Renae Eze, Abbott’s spokesperson, added that the state “is shutting down the ports of entry at the request of and in collaboration with CBP.”

A few hours later, Abbott sent out a new statement saying that the Biden administration “has now flip-flopped to a different strategy that abandons border security and instead makes it easier for people to cross illegally and for cartels to exploit the border ... I have directed the Texas Department of Public Safety and the Texas National Guard to maintain their presence at and around ports of entry to deter crossings.”

Dennis Smith, the CBP spokesperson, said after Abbott’s initial directive that the agency had received no word from the federal government to shut down ports of entry.

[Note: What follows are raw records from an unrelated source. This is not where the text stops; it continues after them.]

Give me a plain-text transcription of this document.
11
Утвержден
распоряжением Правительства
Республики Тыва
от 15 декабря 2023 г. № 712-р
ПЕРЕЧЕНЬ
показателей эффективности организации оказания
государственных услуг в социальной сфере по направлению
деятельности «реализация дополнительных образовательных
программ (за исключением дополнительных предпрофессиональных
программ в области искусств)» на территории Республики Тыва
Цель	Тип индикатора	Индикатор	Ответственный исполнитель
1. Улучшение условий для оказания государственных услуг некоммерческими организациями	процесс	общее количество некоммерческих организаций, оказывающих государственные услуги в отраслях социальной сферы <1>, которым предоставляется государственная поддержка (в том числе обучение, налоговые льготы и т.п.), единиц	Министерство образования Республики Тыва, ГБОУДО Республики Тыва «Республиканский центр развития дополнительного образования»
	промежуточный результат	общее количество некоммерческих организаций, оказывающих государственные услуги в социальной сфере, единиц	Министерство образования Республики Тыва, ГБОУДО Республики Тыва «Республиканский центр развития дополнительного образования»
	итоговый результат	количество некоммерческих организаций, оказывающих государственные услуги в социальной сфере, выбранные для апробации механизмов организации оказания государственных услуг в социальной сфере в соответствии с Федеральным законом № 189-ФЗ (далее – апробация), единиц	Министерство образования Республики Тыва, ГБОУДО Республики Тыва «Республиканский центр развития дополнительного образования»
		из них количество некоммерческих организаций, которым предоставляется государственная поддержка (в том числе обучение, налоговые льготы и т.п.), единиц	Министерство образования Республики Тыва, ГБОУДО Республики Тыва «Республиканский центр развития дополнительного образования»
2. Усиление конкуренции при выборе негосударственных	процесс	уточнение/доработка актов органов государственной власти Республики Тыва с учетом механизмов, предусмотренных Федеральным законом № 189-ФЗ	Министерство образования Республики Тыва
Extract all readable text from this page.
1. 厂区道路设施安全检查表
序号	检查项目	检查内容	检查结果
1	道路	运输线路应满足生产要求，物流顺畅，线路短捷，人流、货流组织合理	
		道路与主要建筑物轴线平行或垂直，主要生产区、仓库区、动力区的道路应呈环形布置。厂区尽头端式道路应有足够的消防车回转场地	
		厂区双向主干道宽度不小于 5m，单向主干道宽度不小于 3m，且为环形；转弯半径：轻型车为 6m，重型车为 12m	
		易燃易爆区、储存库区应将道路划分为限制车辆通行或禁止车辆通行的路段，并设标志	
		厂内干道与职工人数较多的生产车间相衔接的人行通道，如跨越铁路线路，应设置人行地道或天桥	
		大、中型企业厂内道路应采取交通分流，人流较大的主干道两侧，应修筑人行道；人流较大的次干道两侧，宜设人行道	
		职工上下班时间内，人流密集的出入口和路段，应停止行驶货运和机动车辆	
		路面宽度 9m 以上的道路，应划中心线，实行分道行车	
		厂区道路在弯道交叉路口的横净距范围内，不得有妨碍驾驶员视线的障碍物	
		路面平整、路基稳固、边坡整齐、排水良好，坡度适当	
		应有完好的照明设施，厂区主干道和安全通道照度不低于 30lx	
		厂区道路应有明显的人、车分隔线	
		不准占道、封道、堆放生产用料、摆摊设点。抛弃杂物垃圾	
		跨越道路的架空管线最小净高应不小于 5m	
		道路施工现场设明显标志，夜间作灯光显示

“I couldn’t comment on anything the governor said, I don’t have any information on that,” Smith said.

Abbott’s statements don’t specify who at CBP made the request for assistance or what form of assistance was requested.

DPS said in a tweet that CBP had asked for help in shutting down the Del Rio port of entry “and we prepared to do so. Our partners have advised us that shutting down ports of entry is no longer part of their strategy.”

Abbott’s announcement comes as thousands of asylum-seeking migrants — most of them from Haiti — are waiting under an international bridge in Del Rio to be processed to enter the country, according to Val Verde County Sheriff Joe Frank Martinez.

Though Del Rio has seen a sharp rise in migrant apprehensions this year, the sheriff said people have been arriving in unusually high numbers in recent days. On Saturday, he said, there were 2,500 migrants waiting under the port of entry bridge. By Thursday morning, that number had grown to about 8,400, he said.

Martinez estimated about 70% of the migrants were from Haiti, which has been struck by two recent tragedies: the assassination of the country’s president in July, followed by a 7.2 magnitude earthquake in August that destroyed thousands of homes.

The migrants seeking to turn themselves in are being sent to wait under the bridge and are given a ticket to mark their turn to be processed, Martinez said.

“Border Patrol is overwhelmed,” he said. “They just can’t process them fast enough, so there’s a backlog of these individuals underneath the bridge. They’re not detained, they’re just gathered there waiting their turn to get processed.”

In August, federal agents recorded 5,196 encounters with Haitians in the Del Rio sector, a 25% increase from the previous month, according to the latest U.S. Customs and Border Protection statistics.

“The Border Patrol is increasing its manpower in the Del Rio Sector and coordinating efforts within [the Department of Homeland Security] and other relevant federal, state and local partners to immediately address the current level of migrant encounters and to facilitate a safe, humane and orderly process,” Smith said in an emailed statement. “To prevent injuries from heat-related illness, the shaded area underneath Del Rio International Bridge is serving as a temporary staging site while migrants wait to be taken into USBP custody.”